Custom masking characters
Pass additional arguments to control what each character category is replaced with. The order is: uppercase replacement, lowercase replacement, digit replacement.
val df = Seq(
("Alice", "SSN-123-45-6789"),
("Bob", "SSN-987-65-4321"),
("Carol", "SSN-555-12-3456"),
).toDF("name", "identifier")
val df2 = df
.withColumn("masked", expr("mask(identifier, 'A', 'a', '#')"))
df2.show(false)
// +-----+---------------+---------------+
// |name |identifier |masked |
// +-----+---------------+---------------+
// |Alice|SSN-123-45-6789|AAA-###-##-####|
// |Bob |SSN-987-65-4321|AAA-###-##-####|
// |Carol|SSN-555-12-3456|AAA-###-##-####|
// +-----+---------------+---------------+
Masking only specific character types
Pass NULL for any parameter to keep the original characters in that category. This is useful when you only want to mask part of the data — for example, hiding digits in a card number while keeping the letters and punctuation intact:
val df = Seq(
("Alice", "4111-1111-1111-1111"),
("Bob", "5500-0000-0000-0004"),
("Carol", "3400-000000-00009"),
).toDF("name", "card_number")
val df2 = df
.withColumn("masked", expr("mask(card_number, NULL, NULL, '#')"))
df2.show(false)
// +-----+-------------------+-------------------+
// |name |card_number |masked |
// +-----+-------------------+-------------------+
// |Alice|4111-1111-1111-1111|####-####-####-####|
// |Bob |5500-0000-0000-0004|####-####-####-####|
// |Carol|3400-000000-00009 |####-######-##### |
// +-----+-------------------+-------------------+
Since the card numbers are all digits and dashes, passing NULL for the uppercase and lowercase parameters keeps those categories untouched (there are none here), while # replaces every digit.

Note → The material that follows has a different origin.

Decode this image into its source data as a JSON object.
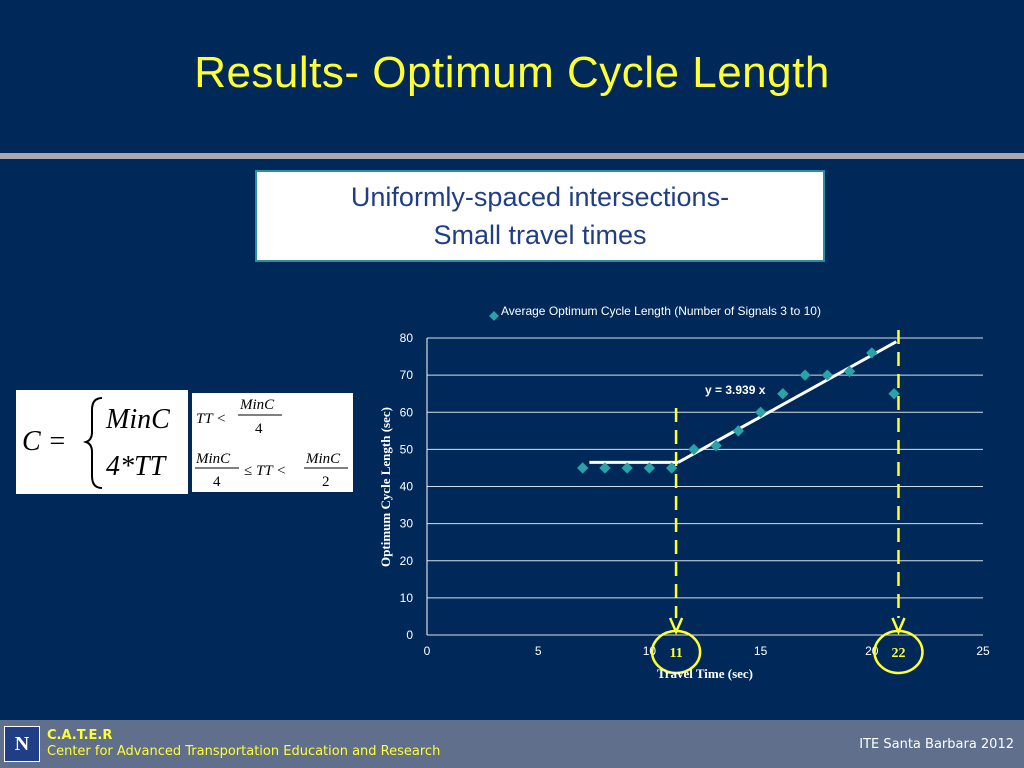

Null and empty string handling
When the input is null, mask returns null. An empty string passes through unchanged.
val df = Seq(
("Alice", "alice@example.com"),
("Bob", null),
("Carol", "carol@shop.net"),
("Dave", ""),
).toDF("name", "email")
val df2 = df
.withColumn("masked", expr("mask(email)"))
df2.show(false)
// +-----+-----------------+-----------------+
// |name |email |masked |
// +-----+-----------------+-----------------+
// |Alice|alice@example.com|xxxxx@xxxxxxx.xxx|
// |Bob |null |null |
// |Carol|carol@shop.net |xxxxx@xxxx.xxx |
// |Dave | | |
// +-----+-----------------+-----------------+
Related functions
For replacing specific substrings with other values, see replace. For pattern-based substitution using regular expressions, see regexp_replace. For character-by-character substitution where you map individual characters to replacements, see translate.